Dejo la bicicleta donde me dice que estará excelente y espero.

—Eso esperamos. —Sacude la cabeza y suspira—. Los lobos…

—Sé que están bien —lo callo, y le señalo la horquilla—. ¿Organizamos el heno?

Se endereza y me sonríe mientras asiente.

—Esta vez hacia los corrales.

—De acuerdo. —Me pongo los guantes, que saco de los bolsillos traseros del pantalón, y agarro la herramienta, lista para empezar los dolores musculares del averno, y él se percata de mi entusiasmo.

Suelta un sonido que me parece de orgullo y comenzamos a movernos.

Todos mis músculos se revolucionan a medida que trasladamos el heno. Los de la espalda se tensan y destensan cada segundo, los de los brazos chillan pidiendo clemencia y los de mis piernas parecen aguantar todo lo que pueden.

Y ya cuando hemos trasladado todo, incluso con ayuda de una máquina que no sé el nombre, el sol ya está en lo alto.
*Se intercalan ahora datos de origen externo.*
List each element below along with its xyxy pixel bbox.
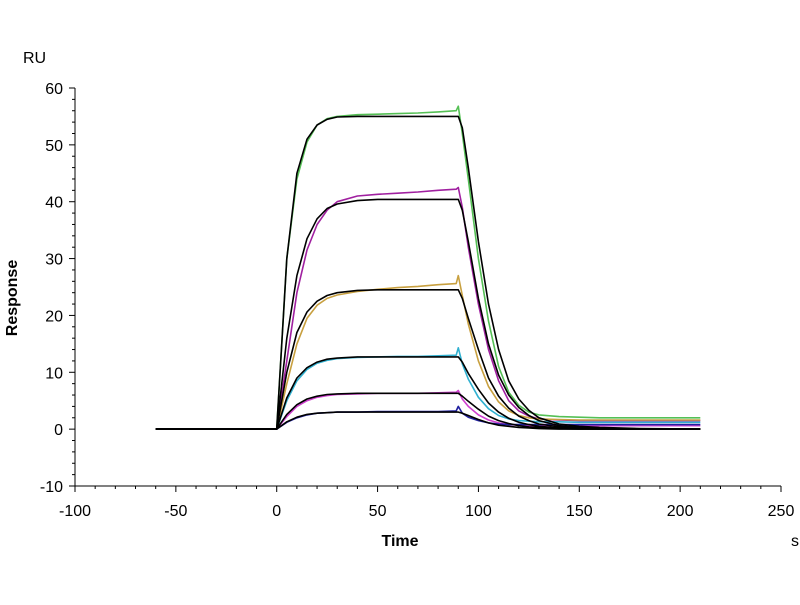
response-curve-4 — [155, 274, 701, 430]
response-curve-6 — [155, 346, 701, 430]
response-curve-0 — [155, 105, 701, 430]
y-tick-label: 0 — [54, 422, 63, 439]
response-curve-8 — [155, 389, 701, 430]
y-unit-label: RU — [23, 50, 46, 67]
series-group — [155, 105, 701, 430]
y-tick-label: 50 — [45, 138, 63, 155]
fit-curve-1 — [155, 115, 701, 430]
y-tick-label: 10 — [45, 365, 63, 382]
y-tick-label: 30 — [45, 252, 63, 269]
x-tick-label: -50 — [164, 503, 187, 520]
fit-curve-7 — [155, 356, 701, 430]
x-tick-label: 200 — [667, 503, 694, 520]
x-axis-title: Time — [381, 533, 418, 550]
fit-curve-11 — [155, 411, 701, 430]
y-tick-label: 20 — [45, 308, 63, 325]
y-tick-label: 60 — [45, 81, 63, 98]
x-unit-label: s — [791, 533, 799, 550]
y-tick-label: 40 — [45, 195, 63, 212]
x-tick-label: 50 — [369, 503, 387, 520]
axes — [74, 88, 781, 487]
fit-curve-5 — [155, 288, 701, 430]
y-axis-title: Response — [4, 260, 21, 337]
fit-curve-9 — [155, 392, 701, 430]
y-tick-label: -10 — [40, 479, 63, 496]
fit-curve-3 — [155, 198, 701, 430]
x-tick-label: 250 — [768, 503, 795, 520]
x-tick-label: -100 — [59, 503, 91, 520]
x-tick-label: 150 — [566, 503, 593, 520]
x-tick-label: 100 — [465, 503, 492, 520]
x-tick-label: 0 — [272, 503, 281, 520]
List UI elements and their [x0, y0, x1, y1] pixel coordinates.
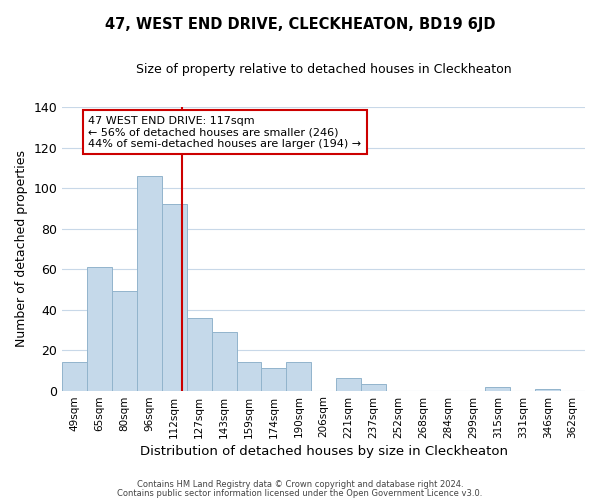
Bar: [112, 292, 137, 390]
Text: 47, WEST END DRIVE, CLECKHEATON, BD19 6JD: 47, WEST END DRIVE, CLECKHEATON, BD19 6J…: [105, 18, 495, 32]
Y-axis label: Number of detached properties: Number of detached properties: [15, 150, 28, 348]
X-axis label: Distribution of detached houses by size in Cleckheaton: Distribution of detached houses by size …: [140, 444, 508, 458]
Bar: [262, 368, 286, 390]
Bar: [87, 267, 112, 390]
Bar: [187, 318, 212, 390]
Bar: [485, 386, 511, 390]
Text: 47 WEST END DRIVE: 117sqm
← 56% of detached houses are smaller (246)
44% of semi: 47 WEST END DRIVE: 117sqm ← 56% of detac…: [88, 116, 362, 149]
Bar: [336, 378, 361, 390]
Text: Contains public sector information licensed under the Open Government Licence v3: Contains public sector information licen…: [118, 488, 482, 498]
Bar: [286, 362, 311, 390]
Text: Contains HM Land Registry data © Crown copyright and database right 2024.: Contains HM Land Registry data © Crown c…: [137, 480, 463, 489]
Bar: [236, 362, 262, 390]
Bar: [535, 388, 560, 390]
Bar: [212, 332, 236, 390]
Title: Size of property relative to detached houses in Cleckheaton: Size of property relative to detached ho…: [136, 62, 511, 76]
Bar: [62, 362, 87, 390]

Irradia rayos láser, lacerantes y agónicos, por lo que me apresuro a cubrirme con una camisa de cuadros que me queda gigante, pero que me sirve como chaqueta.

«Ahora entiendo al patrón».

Me limpio el sudor de la frente con el antebrazo y boqueo para llenar mis pulmones resecos.

—Bien, suficiente descanso —exclama, y se estira mientras se dirige a las caballerizas.

Se me chupan las mejillas del agotamiento y lo sigo encorvada, ya que así los músculos de la espalda no suplican piedad.

—Ahora limpiemos las caballerizas —me dice sobre el hombro, y se acerca a los percheros para hacerse con monos, así no ensuciará la ropa.

Me tiende uno, y lo recibo con una sonrisa agotada.

Después me señala unas botas de goma con la cabeza.

—Saqué a los caballos a pastar muy temprano —me comenta mientras riego el primer recinto con la manguera—. Ya lo necesitaban. Pastor estaba que se escapaba. —Chasque la lengua y comienza a restregar el suelo con una escoba de cerdas duras—. Ese caballo es un dolor de cabeza.

—Me recibió muy bien.

Se detiene y arquea una ceja.

—Solo es dócil con mujeres bella. —Ladea una sonrisa divertida—. ¿Es que tienes pareja como para que la huela en ti?